De repente, Zalachenko se sintió de muy buen humor; hasta se habría echado a reír si no hubiese resultado imposible teniendo en cuenta el estado en el que se encontraba. Todo se quedó en un ligero temblor de labios; cualquier otra cosa le causaba un dolor demasiado intenso.

– ¿Así que ésa es nuestra estrategia conjunta?

– Señor Zalachenko: usted conoce a la perfección lo que significa el concepto «control de daños colaterales». Es necesario que lleguemos a un acuerdo conjunto. Vamos a hacer todo lo que esté en nuestra mano para proporcionarle asistencia jurídica y lo que precise, pero necesitamos su colaboración y ciertas garantías.

– Yo te daré una garantía. Os vais a asegurar de que todo esto desaparezca -dijo, haciendo un gesto con la mano-. Niedermann es el chivo expiatorio, y os garantizo que nunca lo encontrarán.

– Hay pruebas técnicas que…

– A la mierda con las pruebas técnicas. Se trata de ver cómo se lleva a cabo la investigación y cómo se presentan los hechos. Mi garantía es la siguiente: si no hacéis desaparecer todo esto, convocaré a los medios de comunicación a una rueda de prensa. Me acuerdo de los nombres, las fechas y los acontecimientos. No creo que haga falta que te recuerde quién soy.

– No lo entiende…

– Lo entiendo a la perfección. Tú eres el chico de los recados, ¿no? Pues comunícale a tu jefe lo que te acabo de decir. Él lo entenderá. Dile que tengo copias de… de todo. Os puedo hundir.

– Hay que intentar llegar a un acuerdo.

– No hay más que hablar. Lárgate de aquí inmediatamente. Y diles que la próxima vez manden a un adulto.

Zalachenko volvió la cabeza hasta que perdió el contacto visual con su visita. Jonas Sandberg lo contempló un instante. Luego se encogió de hombros y se levantó. Casi había llegado a la puerta cuando volvió a oír la voz de Zalachenko.

– Otra cosa.

Sandberg se dio la vuelta.

– Salander.

– ¿Qué pasa con ella?

– Debe desaparecer.

– ¿Qué quiere usted decir?

Por un segundo, Sandberg pareció tan preocupado que a Zalachenko no le quedó más remedio que sonreír a pesar de que un fuerte dolor le recorrió la mandíbula.

– Ya sé que unas nenazas como vosotros sois demasiado blandengues para matarla y que tampoco disponéis de recursos para llevar a cabo una operación así. ¿Quién lo iba a hacer?… ¿Tú? Pero tiene que desaparecer. Su testimonio ha de ser invalidado. Debe ingresar en alguna institución de por vida.

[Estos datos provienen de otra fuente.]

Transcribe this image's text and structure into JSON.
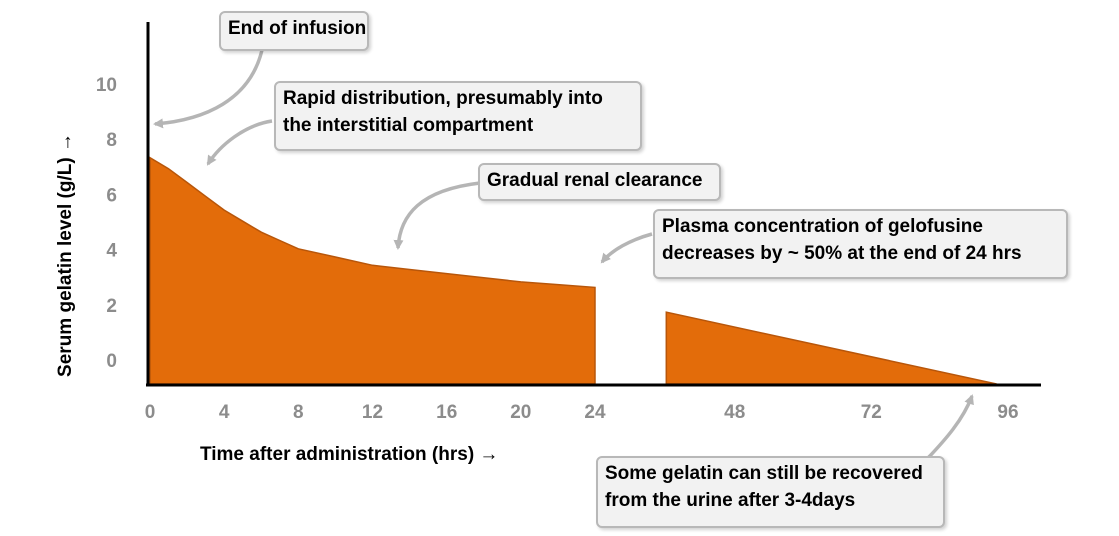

Lisbeth Salander percibió unos pasos en el pasillo. Era la primera vez que los oía y no sabía que pertenecían a Jonas Sandberg.

No obstante, su puerta llevaba toda la noche abierta porque las enfermeras venían a verla aproximadamente cada diez minutos. Lo había oído llegar y explicarle a una enfermera que tenía que ver a Karl Axel Bodin para tratar un asunto urgente. Lo oyó identificarse, pero él no pronunció ninguna palabra que diera pista alguna sobre su nombre o su identidad.